Die großen Autohändler 2018: Gottfried Schultz

Trotz aller Turbulenzen, die der Automobilmarkt derzeit bietet, investiert die Unternehmensgruppe in weitere Betriebe. Nicholas J. Dunning sieht sie gut gerüstet für zukünftige Entwicklungen.

| Autor: Joachim von Maltzan

Der Betrieb in der Weststraße in Hagen gehört seit Mai 2018 zur Gottfried Schultz.
Der Betrieb in der Weststraße in Hagen gehört seit Mai 2018 zur Gottfried Schultz. (Bild: Gottfried Schultz)

Der Dieselantrieb steht am Pranger, und die deutsche Automobilindustrie unter Generalverdacht.
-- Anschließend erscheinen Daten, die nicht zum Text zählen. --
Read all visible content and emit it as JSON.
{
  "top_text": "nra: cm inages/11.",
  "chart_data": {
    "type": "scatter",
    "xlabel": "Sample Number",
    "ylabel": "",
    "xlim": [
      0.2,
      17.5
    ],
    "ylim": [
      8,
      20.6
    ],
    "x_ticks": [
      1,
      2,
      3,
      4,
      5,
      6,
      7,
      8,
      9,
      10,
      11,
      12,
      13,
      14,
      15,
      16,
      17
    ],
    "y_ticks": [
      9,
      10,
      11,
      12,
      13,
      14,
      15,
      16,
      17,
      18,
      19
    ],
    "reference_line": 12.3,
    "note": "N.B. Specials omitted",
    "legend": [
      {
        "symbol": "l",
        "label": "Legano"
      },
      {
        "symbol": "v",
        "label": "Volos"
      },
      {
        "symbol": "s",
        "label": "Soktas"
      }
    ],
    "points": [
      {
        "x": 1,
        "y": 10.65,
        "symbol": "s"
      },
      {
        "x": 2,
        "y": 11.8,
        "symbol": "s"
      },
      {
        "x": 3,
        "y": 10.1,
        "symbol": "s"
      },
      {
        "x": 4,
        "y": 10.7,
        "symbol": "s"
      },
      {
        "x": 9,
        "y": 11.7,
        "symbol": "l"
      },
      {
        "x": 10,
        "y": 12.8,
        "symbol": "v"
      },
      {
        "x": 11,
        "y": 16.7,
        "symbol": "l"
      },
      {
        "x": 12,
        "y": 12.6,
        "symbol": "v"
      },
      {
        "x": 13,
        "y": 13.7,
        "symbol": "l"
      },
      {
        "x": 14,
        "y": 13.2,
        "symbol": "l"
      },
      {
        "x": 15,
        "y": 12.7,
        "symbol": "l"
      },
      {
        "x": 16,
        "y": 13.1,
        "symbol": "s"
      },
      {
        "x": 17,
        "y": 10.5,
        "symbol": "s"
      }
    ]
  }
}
Gerichte ordnen für Großstädte und jetzt auch noch für Autobahnteilstücke Fahrverbote an – das sind wahrlich keine leichten Zeiten für die Automobilbranche.

Auch der Fabrikatshandel steht unter Druck: Direktvertrieb, fortschreitender Konzentrationsprozess, neuartige digitale Vertriebskonzepte, veränderte Anforderungsprofile im Verkauf, Verzahnung von stationären und digitalen Geschäftsfeldern, Investitionen in zeitgemäße Markenauftritte – das Kfz-Gewerbe steht vor einem noch nie da gewesenen Veränderungsprozess und damit wohl vor dem größten Umbruch in seiner Geschichte. Hinzu kommt die WLTP-Problematik, die insbesondere die VW- und Audi-Partner beutelt.